Ao devagar estudar mais sobre o tema, escrevendo essa newsletter, investigando meus próprios processos diante do mundo criativo, percebo o quanto o patriarcado me afastou da minha intuição feminina. A lógica e o objetivismo, representados pelo arquétipo de Apolo, subjugam o instinto e o subjetivo.
O meu, o seu, o nosso racismo
A postura de Mamela trouxe uma nova visão: nem todas carregam ou precisam ter como referência esse complexo. Há outros caminhos reais e possíveis de se “salvar”. Algumas mulheres como ela, encontram força em si mesmas e rompem com as expectativas hegemônicas sobre sua arte e sua identidade. Sua fala me fez refletir sobre os prejuízos do racismo, que limita não apenas os outros, perpetua violências, mas também a mim mesma, ao reduzir a complexidade de realidades tão diversas.
O quanto perdemos ao sermos racistas? E isso digo no egoísmo de mim mesma.
Corpo é um território - a dança é uma narrativa
Mamala reascendeu em mim a chama da arte de acreditar em si quando ninguém for mesmo capaz. De sermos capazes de nos transfigurar.

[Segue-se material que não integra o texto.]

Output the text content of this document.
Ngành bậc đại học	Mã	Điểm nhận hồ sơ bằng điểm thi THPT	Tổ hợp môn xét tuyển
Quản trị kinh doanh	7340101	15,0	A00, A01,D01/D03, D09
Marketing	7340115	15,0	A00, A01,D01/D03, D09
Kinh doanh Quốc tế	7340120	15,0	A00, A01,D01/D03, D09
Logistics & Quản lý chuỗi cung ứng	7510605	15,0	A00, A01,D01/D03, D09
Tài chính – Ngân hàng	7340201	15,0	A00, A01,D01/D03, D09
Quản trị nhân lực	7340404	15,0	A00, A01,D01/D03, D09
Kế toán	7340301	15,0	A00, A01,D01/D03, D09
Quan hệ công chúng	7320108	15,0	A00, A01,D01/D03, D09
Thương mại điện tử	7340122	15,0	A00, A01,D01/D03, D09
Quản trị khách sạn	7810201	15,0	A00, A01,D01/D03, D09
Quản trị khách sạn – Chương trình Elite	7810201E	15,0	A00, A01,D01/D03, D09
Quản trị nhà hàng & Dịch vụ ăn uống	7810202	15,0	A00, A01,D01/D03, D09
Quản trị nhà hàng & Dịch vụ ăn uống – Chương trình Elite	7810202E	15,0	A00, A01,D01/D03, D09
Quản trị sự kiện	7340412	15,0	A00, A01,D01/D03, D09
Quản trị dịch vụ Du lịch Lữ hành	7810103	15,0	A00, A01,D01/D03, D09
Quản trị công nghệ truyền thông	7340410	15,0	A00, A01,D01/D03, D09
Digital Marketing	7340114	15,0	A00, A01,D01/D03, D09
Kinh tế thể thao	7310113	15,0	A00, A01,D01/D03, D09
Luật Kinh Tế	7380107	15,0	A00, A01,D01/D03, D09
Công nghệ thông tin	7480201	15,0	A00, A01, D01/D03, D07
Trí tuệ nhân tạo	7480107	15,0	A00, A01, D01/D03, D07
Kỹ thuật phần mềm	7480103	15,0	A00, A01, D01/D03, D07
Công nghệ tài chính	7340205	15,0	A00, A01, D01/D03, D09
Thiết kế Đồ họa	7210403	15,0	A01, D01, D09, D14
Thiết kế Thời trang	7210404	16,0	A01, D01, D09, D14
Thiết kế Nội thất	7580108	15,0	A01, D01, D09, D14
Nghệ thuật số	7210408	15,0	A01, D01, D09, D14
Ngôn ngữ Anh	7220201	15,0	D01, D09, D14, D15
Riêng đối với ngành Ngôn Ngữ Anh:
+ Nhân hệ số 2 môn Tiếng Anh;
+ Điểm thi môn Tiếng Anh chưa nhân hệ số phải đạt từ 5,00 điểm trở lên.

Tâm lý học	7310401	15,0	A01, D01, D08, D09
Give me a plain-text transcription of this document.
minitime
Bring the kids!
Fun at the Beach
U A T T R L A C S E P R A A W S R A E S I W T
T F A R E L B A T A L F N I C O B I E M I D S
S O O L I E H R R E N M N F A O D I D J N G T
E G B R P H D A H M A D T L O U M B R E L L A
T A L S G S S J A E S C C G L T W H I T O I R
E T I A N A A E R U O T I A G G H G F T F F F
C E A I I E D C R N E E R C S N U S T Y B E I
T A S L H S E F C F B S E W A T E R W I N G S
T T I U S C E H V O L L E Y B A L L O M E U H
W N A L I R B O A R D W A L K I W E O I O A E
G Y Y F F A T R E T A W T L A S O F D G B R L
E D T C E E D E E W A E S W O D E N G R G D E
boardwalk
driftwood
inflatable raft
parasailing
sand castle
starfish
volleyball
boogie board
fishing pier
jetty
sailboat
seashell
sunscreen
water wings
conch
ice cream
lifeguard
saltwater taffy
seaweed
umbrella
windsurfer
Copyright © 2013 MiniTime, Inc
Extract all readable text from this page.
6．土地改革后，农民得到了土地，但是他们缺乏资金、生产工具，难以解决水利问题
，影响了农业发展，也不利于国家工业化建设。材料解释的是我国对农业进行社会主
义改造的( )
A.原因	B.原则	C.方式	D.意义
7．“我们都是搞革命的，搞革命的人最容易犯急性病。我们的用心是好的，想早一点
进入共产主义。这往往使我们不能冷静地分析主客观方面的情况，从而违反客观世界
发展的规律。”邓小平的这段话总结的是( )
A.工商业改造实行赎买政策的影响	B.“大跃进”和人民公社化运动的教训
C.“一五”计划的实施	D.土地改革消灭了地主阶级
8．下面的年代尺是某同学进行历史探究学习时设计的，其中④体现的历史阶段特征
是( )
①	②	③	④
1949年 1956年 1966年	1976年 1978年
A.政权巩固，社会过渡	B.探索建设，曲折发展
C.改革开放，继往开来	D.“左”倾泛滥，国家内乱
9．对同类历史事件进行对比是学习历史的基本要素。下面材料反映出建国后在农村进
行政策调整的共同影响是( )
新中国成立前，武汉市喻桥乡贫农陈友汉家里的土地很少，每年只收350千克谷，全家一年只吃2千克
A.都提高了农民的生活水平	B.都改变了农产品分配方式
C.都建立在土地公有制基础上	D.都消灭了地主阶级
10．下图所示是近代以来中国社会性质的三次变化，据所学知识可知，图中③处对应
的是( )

Na entrevista após o espetáculo, ela completou falando sobre o processo do espetáculo e seu nome — que vem do verbo hatch do inglês: o chocar, como uma ave, sair do ovo, parir — explicou que o que vimos foi, primeiro, um solo que ela construiu em homenagem e conexão com suas antepassadas — primeiro o dançou enquanto grávida — e que ela hoje apresentava a transposição para os 10 bailarinos no palco. Uma adaptação, uma expansão, mas que vinha de um lugar dela. Reforçou que nunca esteve sozinha dançando, não só porque já estava grávida em seu "solo", mas com as referências e o acreditar coletivo que seus gestos e corpo carregavam.
A maternidade que cria um tipo de isolamento e introspecção que transparece na coreografia: passos contidos, uma repetição quase sufocante. O corpo território e a dança, uma narrativa. O que vi em cena foi uma construção profunda, carregada de significados históricos, culturais e pessoais. A repetição e os movimentos quase estáticos não eram uma falta de ação, mas uma forma de resistência silenciosa, de persistência. Esses corpos não estavam ali para entreter ou agradar.
Entendi, então, o mais um tapa - meu incômodo fazia parte da proposta. Era, na verdade, parte do convite. Nessa noite o complexo de Cassandra virou arrebentação.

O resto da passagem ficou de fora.